Disinnescare la ‘mina’ di due miliardi in più per visite specialistiche ed esami dal primo gennaio 2014, da far pagare ai cittadini che già nel 2012 hanno speso di tasca propria per i ticket quasi 4,5 miliardi tra farmaci e cure nella sanità pubblica. È l’ipotesi cui sta già lavorando il governo guidato da Enrico Letta, che ha rassicurato le Regioni, spiegando di essere impegnato a “eliminare lo scatto dei ticket”, e su cui si sono già confrontati nei giorni scorsi il ministro della Salute, Beatrice Lorenzin e il ministro dell’Economia, Fabrizio Saccomanni.

La volontà “forte” da parte della nuova titolare della Salute c’è, perchè vanno evitate altre misure “insostenibili” per i cittadini (l’aumento costerebbe a testa, per i non esenti, circa 350 euro in più), come avrebbe argomentato Lorenzin col suo collega di via XX Settembre. Ora si tratta di vedere se in effetti anche i ‘conti tornano’.
Ma il lavoro, secondo quanto ha appreso l’Ansa, sarebbe già a buon punto e dovrebbe essere imperniato sulle cifre indicate dal Documento di programmazione di economia e finanza 2013, che ha rilevato, ma ancora a preconsuntivo, una riduzione di spesa sanitaria per il 2012 di 2,7 miliardi rispetto alle ultime previsioni.

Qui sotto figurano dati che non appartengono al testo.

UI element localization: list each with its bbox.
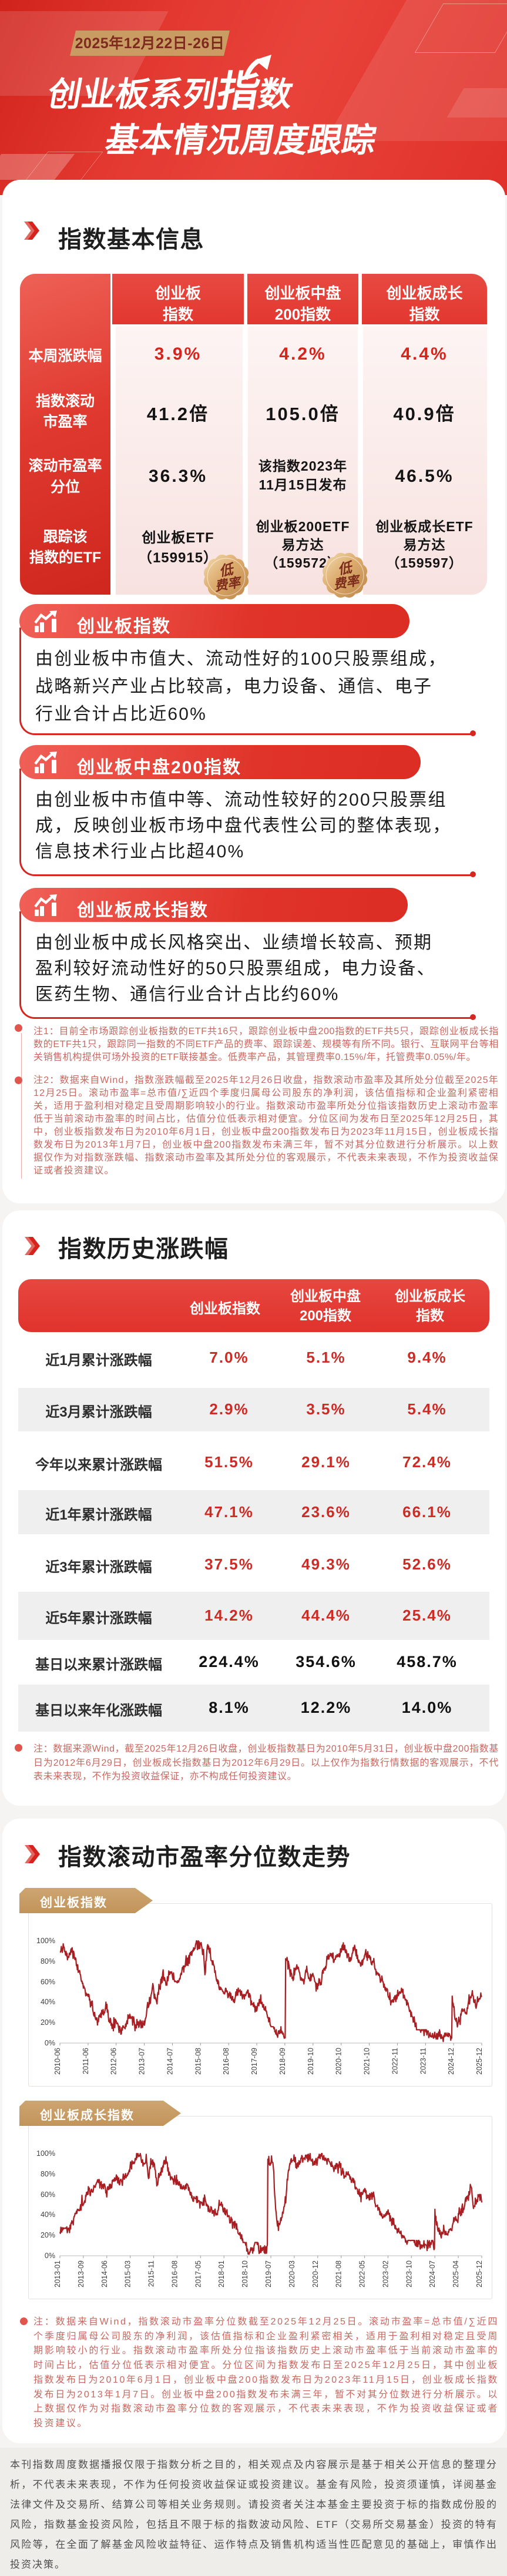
svg-text:2017-05: 2017-05 [194, 2260, 202, 2287]
svg-text:2017-09: 2017-09 [250, 2048, 258, 2075]
svg-text:2018-09: 2018-09 [278, 2048, 287, 2075]
svg-text:2013-01: 2013-01 [53, 2260, 62, 2287]
svg-text:2022-05: 2022-05 [358, 2260, 367, 2287]
svg-text:2015-03: 2015-03 [124, 2260, 132, 2287]
svg-text:40%: 40% [41, 1998, 55, 2006]
svg-text:2013-09: 2013-09 [77, 2260, 85, 2287]
svg-text:2024-07: 2024-07 [428, 2260, 437, 2287]
svg-text:80%: 80% [41, 2170, 55, 2178]
svg-text:60%: 60% [41, 2191, 55, 2199]
svg-text:2014-06: 2014-06 [100, 2260, 109, 2287]
svg-text:40%: 40% [41, 2211, 55, 2219]
svg-text:2024-12: 2024-12 [447, 2048, 455, 2075]
svg-text:2015-08: 2015-08 [194, 2048, 202, 2075]
svg-text:0%: 0% [45, 2252, 55, 2260]
svg-text:2025-12: 2025-12 [475, 2048, 484, 2075]
svg-text:60%: 60% [41, 1978, 55, 1986]
svg-text:2023-02: 2023-02 [381, 2260, 390, 2287]
svg-text:2014-07: 2014-07 [166, 2048, 174, 2075]
svg-text:2011-06: 2011-06 [82, 2048, 90, 2074]
svg-text:2025-12: 2025-12 [475, 2260, 484, 2287]
svg-text:2018-01: 2018-01 [217, 2260, 226, 2287]
svg-text:2015-11: 2015-11 [147, 2260, 156, 2287]
svg-text:2021-08: 2021-08 [335, 2260, 343, 2287]
svg-text:20%: 20% [41, 2018, 55, 2027]
svg-text:2020-10: 2020-10 [335, 2048, 343, 2075]
svg-text:2021-10: 2021-10 [363, 2048, 371, 2075]
svg-text:2012-06: 2012-06 [110, 2048, 118, 2075]
svg-text:2020-12: 2020-12 [311, 2260, 320, 2287]
svg-text:20%: 20% [41, 2231, 55, 2239]
svg-text:2020-03: 2020-03 [288, 2260, 296, 2287]
svg-text:100%: 100% [36, 1937, 55, 1945]
svg-text:2013-07: 2013-07 [138, 2048, 146, 2075]
svg-text:0%: 0% [45, 2039, 55, 2047]
svg-text:2016-08: 2016-08 [170, 2260, 179, 2287]
svg-text:2019-10: 2019-10 [307, 2048, 315, 2075]
svg-text:2016-08: 2016-08 [222, 2048, 230, 2075]
svg-text:2010-06: 2010-06 [53, 2048, 62, 2075]
svg-text:2025-04: 2025-04 [452, 2260, 460, 2287]
svg-text:100%: 100% [36, 2149, 55, 2158]
svg-text:2022-11: 2022-11 [391, 2048, 399, 2074]
svg-text:80%: 80% [41, 1957, 55, 1965]
svg-text:2019-07: 2019-07 [264, 2260, 273, 2287]
svg-text:2023-10: 2023-10 [405, 2260, 413, 2287]
svg-text:2023-11: 2023-11 [419, 2048, 427, 2074]
svg-text:2018-10: 2018-10 [241, 2260, 249, 2287]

Risorse che potrebbero andare a ‘coprire’ i due miliardi messi a bilancio per il 2014 dall’allora ministro dell’Economia Tremonti, che aveva previsto i nuovi ticket con la manovra estiva 2011. Peraltro il Def aveva registrato anche lo stop arrivato dalla Consulta allo strumento del regolamento con cui andavano introdotti. Se si troverà la quadra la nuova copertura andrà quindi scritta o con la prossima legge di stabilità oppure anche nel Patto per la Salute, sul quale si cominciano a registrare primi segnali di ‘disgelò tra governo e Regioni. La conferma di questa strada arriva proprio dal ministero della Salute. “In sede di predisposizione della legge di bilancio 2014-2016 non potrà che essere rideterminato il livello del finanziamento del SSN per l’importo di due miliardi dal 2014”, ha assicurato Lorenzin spiegando che la misura diventa necessaria proprio alla luce di quella sentenza della Corte Costituzionale. E Lorenzin intende ora anche riaprire i lavori per un nuovo patto per la Salute, all’interno del quale si definiscono e sanciscono le strategie con le Regioni.

Intanto Letta ha garantito ai governatori la disponibilità a istituire una commissione governo-Regioni sui ticket, anche perchè, se anche si riuscisse nell’immediato a scongiurarne l’aumento, non è del tutto archiviata l’ipotesi, già avanzata dall’ex ministro Renato Balduzzi, di riformare completamente il sistema della compartecipazione da parte dei cittadini alla spesa sanitaria. L’idea di Balduzzi era quella di rimodulare i ticket introducendo una ‘franchigià (oltre la quale l’accesso al Servizio sanitario diventerebbe gratuito), basata sul reddito o sull’Isee (anche questo indicatore in attesa di completare la riforma).